The proposal of global governance on climate and green economy in exchange for carbon credits represents a significant risk to the sovereignty of the State and its natural resources, which are the property of Brazilians and should be exploited sustainably for the country’s benefit.
On the contrary, the sale of carbon credits and the internationalization of the Amazon territory will remove the country’s right to self-determination.
There is a risk that this will revive Brazil’s colonial era, in which all the wealth was exploited in a predatory way and sent to the respective countries without benefiting the local economy.
The foreign investments, managed by the BNDES, could be diverted back to other utilities, as we have seen before.
In this regard, remember one of the largest state corruption programs ever: “Petrolão”.
In short, in this modality, public money was used to buy the votes of senators and deputies to favor the work of contractors abroad, whose projects were financed by the BNDES.
Part of this resource was used in overpriced works, another part was used to maintain the government of the benefited country (in general, a dictatorship), and another part returned to the pockets of the components of the parties linked to the corrupt scheme, which fed and supported the system.

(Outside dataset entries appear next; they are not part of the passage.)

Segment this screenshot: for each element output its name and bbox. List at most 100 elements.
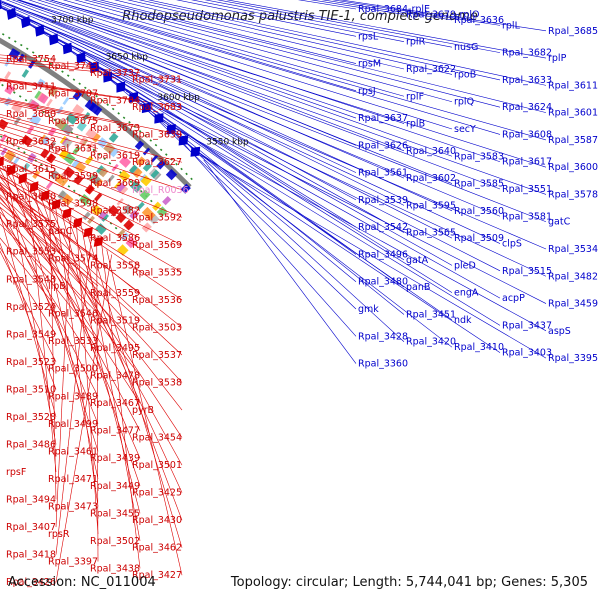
left-leader-line xyxy=(0,139,99,177)
left-leader-line xyxy=(44,194,183,493)
gene-feature xyxy=(116,244,129,256)
left-gene-label: Rpal_3427 xyxy=(132,570,182,581)
gene-feature xyxy=(94,106,103,116)
right-gene-label: Rpal_3560 xyxy=(454,206,504,217)
reverse-gene-arrow xyxy=(51,199,61,210)
right-gene-label: Rpal_3595 xyxy=(406,200,456,211)
left-leader-line xyxy=(0,62,183,80)
right-gene-label: Rpal_3640 xyxy=(406,146,456,157)
gene-feature xyxy=(149,214,160,225)
left-gene-label: Rpal_3559 xyxy=(90,288,140,299)
left-gene-label: Rpal_3619 xyxy=(90,150,140,161)
left-gene-label: Rpal_3535 xyxy=(132,267,182,278)
gene-feature xyxy=(162,196,172,206)
right-leader-line xyxy=(44,0,501,135)
gene-feature xyxy=(165,168,178,181)
right-gene-label: Rpal_3684-rplE xyxy=(358,4,430,15)
right-leader-line xyxy=(62,0,405,97)
gene-feature xyxy=(180,183,191,194)
left-leader-line xyxy=(0,157,99,204)
right-gene-label: gatA xyxy=(406,255,429,266)
gene-feature xyxy=(150,154,159,163)
gene-feature xyxy=(62,96,70,106)
left-gene-label: panC xyxy=(48,226,73,237)
right-leader-line xyxy=(133,96,357,310)
gene-feature xyxy=(4,71,12,80)
right-leader-line xyxy=(190,146,501,353)
right-gene-label: Rpal_3459 xyxy=(548,299,598,310)
left-gene-label: Rpal_3510 xyxy=(6,384,56,395)
left-gene-label: Rpal_3586 xyxy=(90,233,140,244)
gene-feature xyxy=(84,184,94,194)
left-gene-label: Rpal_3548 xyxy=(6,274,56,285)
left-gene-label: Rpal_3478 xyxy=(90,371,140,382)
right-gene-label: Rpal_3602 xyxy=(406,173,456,184)
left-gene-label: Rpal_3500 xyxy=(48,364,98,375)
genome-backbone xyxy=(0,37,192,189)
right-gene-label: rplQ xyxy=(454,97,474,108)
left-gene-label: lipB xyxy=(48,281,66,292)
right-leader-line xyxy=(0,1,453,184)
left-leader-line xyxy=(0,79,141,101)
kbp-tick-label: 3650 kbp xyxy=(106,52,149,62)
gene-feature xyxy=(72,104,85,116)
left-gene-label: Rpal_3461 xyxy=(48,446,98,457)
right-leader-line xyxy=(162,121,547,332)
left-leader-line xyxy=(60,207,141,514)
left-leader-line xyxy=(0,194,141,321)
gene-feature xyxy=(119,155,132,168)
right-gene-label: Rpal_3578 xyxy=(548,189,598,200)
right-leader-line xyxy=(37,0,453,130)
right-leader-line xyxy=(176,133,405,342)
gene-feature xyxy=(107,174,115,183)
left-gene-label: Rpal_3494 xyxy=(6,495,56,506)
right-gene-label: ndk xyxy=(454,315,472,326)
left-leader-line xyxy=(0,149,141,211)
left-leader-line xyxy=(0,120,99,149)
gene-feature xyxy=(95,223,107,235)
left-gene-label: Rpal_3631 xyxy=(48,143,98,154)
right-gene-label: Rpal_3587 xyxy=(548,135,598,146)
right-gene-label: pleD xyxy=(454,260,476,271)
left-gene-label: Rpal_3425 xyxy=(132,488,182,499)
gene-feature xyxy=(72,90,83,101)
gene-feature xyxy=(132,168,143,178)
right-gene-label: Rpal_3633 xyxy=(502,75,552,86)
right-leader-line xyxy=(41,31,501,244)
label-leader-lines xyxy=(0,0,547,583)
right-leader-line xyxy=(138,0,501,81)
gene-feature xyxy=(54,146,63,155)
gene-feature xyxy=(63,166,75,179)
left-gene-label: Rpal_3737 xyxy=(90,68,140,79)
left-leader-line xyxy=(0,216,99,369)
left-leader-line xyxy=(0,60,141,74)
left-gene-label: Rpal_3495 xyxy=(90,343,140,354)
gene-feature xyxy=(108,132,119,143)
left-gene-label: Rpal_3704 xyxy=(90,95,140,106)
gene-feature xyxy=(47,127,57,137)
gene-feature xyxy=(63,138,73,149)
reverse-gene-arrow xyxy=(73,217,83,228)
left-leader-line xyxy=(5,165,57,445)
gene-feature xyxy=(46,98,53,107)
left-leader-line xyxy=(0,133,141,184)
gene-feature xyxy=(126,222,135,231)
left-leader-line xyxy=(49,199,57,500)
left-gene-label: Rpal_3397 xyxy=(48,556,98,567)
right-gene-label: Rpal_3509 xyxy=(454,233,504,244)
gene-feature xyxy=(101,214,109,222)
left-gene-label: Rpal_3407 xyxy=(6,522,56,533)
left-gene-label: Rpal_3599 xyxy=(48,171,98,182)
left-gene-label: Rpal_3592 xyxy=(132,212,182,223)
right-leader-line xyxy=(72,51,453,266)
left-leader-line xyxy=(0,167,183,273)
gene-feature xyxy=(0,118,9,130)
right-leader-line xyxy=(49,36,547,250)
gene-feature xyxy=(4,58,11,67)
track-outline xyxy=(0,82,165,214)
right-gene-label: Rpal_3539 xyxy=(358,195,408,206)
left-leader-line xyxy=(101,244,141,569)
right-leader-line xyxy=(204,0,453,48)
gene-feature xyxy=(98,167,109,178)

Thus, Lula takes advantage of the immense Amazon rainforest to attract investments without worrying about the negative consequences in the medium and long term.

CONCLUSION
Lula exercises what we call Presidential Diplomacy, which is the centralization of diplomatic management under the command of the Head of State.
With his populist and collectivist rhetoric, the well-known “father of the poor”, in his third term, will use the issue of climate change as one of his main political tools to gain the power of influence and capture resources, while defending, albeit tacitly, the various dictatorial regimes.
Lula can, yes, strengthen commercial ties and institutional relations with neighboring countries, strengthen Mercosur, propose changes for regional development, for the sustainable exploitation of Amazonia, and promote the improvement of the socio-economic conditions of the Brazilian population.
Still, the national interest must always come first.
Under no circumstances can support for dictatorships, prejudice to economic development, or the loss of absolute sovereignty over everything related to the Amazon territory be admitted.